An RL agent that learns to play Tic Tac Toe through value iteration. Inspired by Sutton and Barto's, "Reinforcement Learning - An Introduction". Can train an agent through self play, and then test that policy against a human. A human can directly play against an agent.
- Install requirements
pip install -r requirements.txt
- Run the program,
python main.py
This program was designed using OOP principles. A description of files is below.
- main.py - main program - run this from your terminal
python main.py
. - board_state.py (class) - manages the state of a TicTacToe game.
- agent.py (class) - an autonomous agent that will make decisions based on a policy and learn through value iteration.

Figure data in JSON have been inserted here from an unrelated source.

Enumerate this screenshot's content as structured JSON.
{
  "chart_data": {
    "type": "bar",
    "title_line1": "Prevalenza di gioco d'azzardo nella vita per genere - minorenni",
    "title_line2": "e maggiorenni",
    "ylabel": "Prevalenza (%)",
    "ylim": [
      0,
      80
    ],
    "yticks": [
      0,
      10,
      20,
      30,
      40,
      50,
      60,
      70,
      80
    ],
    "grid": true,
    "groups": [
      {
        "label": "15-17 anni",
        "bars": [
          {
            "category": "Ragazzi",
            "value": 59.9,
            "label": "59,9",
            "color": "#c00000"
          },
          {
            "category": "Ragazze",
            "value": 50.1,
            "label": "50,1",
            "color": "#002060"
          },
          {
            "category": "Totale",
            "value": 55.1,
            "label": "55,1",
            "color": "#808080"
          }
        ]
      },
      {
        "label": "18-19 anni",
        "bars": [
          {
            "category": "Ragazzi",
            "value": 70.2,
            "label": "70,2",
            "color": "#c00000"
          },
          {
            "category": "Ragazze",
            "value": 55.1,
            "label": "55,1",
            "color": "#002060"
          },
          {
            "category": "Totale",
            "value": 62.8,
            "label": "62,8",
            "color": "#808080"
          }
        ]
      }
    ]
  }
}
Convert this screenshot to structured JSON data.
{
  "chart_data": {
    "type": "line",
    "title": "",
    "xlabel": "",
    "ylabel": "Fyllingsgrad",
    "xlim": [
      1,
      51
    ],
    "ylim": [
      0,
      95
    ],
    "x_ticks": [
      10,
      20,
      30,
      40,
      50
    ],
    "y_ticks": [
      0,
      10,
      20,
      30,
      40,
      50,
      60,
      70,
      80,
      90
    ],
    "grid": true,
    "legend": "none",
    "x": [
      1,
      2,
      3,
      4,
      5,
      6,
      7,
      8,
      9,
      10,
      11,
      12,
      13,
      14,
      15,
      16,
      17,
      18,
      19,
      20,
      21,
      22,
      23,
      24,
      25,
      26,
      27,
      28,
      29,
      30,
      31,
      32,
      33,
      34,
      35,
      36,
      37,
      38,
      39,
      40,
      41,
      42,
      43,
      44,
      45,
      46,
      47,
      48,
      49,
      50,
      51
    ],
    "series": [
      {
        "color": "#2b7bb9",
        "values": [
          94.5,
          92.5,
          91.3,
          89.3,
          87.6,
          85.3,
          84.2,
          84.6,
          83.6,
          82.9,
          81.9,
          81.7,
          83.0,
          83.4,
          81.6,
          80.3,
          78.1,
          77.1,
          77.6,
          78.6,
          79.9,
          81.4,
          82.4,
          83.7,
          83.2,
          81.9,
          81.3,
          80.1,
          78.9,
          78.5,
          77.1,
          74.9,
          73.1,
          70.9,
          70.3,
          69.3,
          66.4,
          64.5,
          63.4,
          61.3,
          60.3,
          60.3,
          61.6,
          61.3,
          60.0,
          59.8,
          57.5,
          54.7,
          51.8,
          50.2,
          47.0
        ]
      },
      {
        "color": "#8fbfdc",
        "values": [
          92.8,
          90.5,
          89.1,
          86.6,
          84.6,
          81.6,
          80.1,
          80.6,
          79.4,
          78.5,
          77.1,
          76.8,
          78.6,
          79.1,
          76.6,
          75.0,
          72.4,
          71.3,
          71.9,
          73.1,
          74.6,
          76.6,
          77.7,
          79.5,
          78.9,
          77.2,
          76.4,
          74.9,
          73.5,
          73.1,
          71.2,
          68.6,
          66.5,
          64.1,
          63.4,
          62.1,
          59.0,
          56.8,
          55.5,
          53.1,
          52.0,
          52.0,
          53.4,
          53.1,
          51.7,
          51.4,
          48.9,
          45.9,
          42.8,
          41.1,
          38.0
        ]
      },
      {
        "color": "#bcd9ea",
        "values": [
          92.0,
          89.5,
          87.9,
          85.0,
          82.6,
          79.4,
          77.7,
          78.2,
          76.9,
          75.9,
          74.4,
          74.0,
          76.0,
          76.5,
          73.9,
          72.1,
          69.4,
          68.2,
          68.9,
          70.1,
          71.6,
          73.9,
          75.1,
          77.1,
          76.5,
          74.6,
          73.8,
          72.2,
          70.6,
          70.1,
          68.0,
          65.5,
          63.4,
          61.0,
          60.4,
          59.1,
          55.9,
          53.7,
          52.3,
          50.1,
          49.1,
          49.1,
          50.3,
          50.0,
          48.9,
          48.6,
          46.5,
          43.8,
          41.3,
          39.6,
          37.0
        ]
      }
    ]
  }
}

- human.py (class) - helper class so that a player may interact with the game.
- game.py (static class) - play the game, determines if a game is over, and prints board state to the console.
Right now, an agent learns through TD(0) learning and value iteration. In order to acheive an optimal policy the agent must have been in each state multiple times. Although the state space of tic tac toe is relitively small compared to other games, through my experience this approx 200k iterations to train an optimal agent. Other approaches such as q-learning, DNN's and even non RL approaches are encouraged, such as game theory or evolutionary approaches. Forks, & merge-requests are encouraged.
See LICENSE, if used for academic purposes, please cite this repository.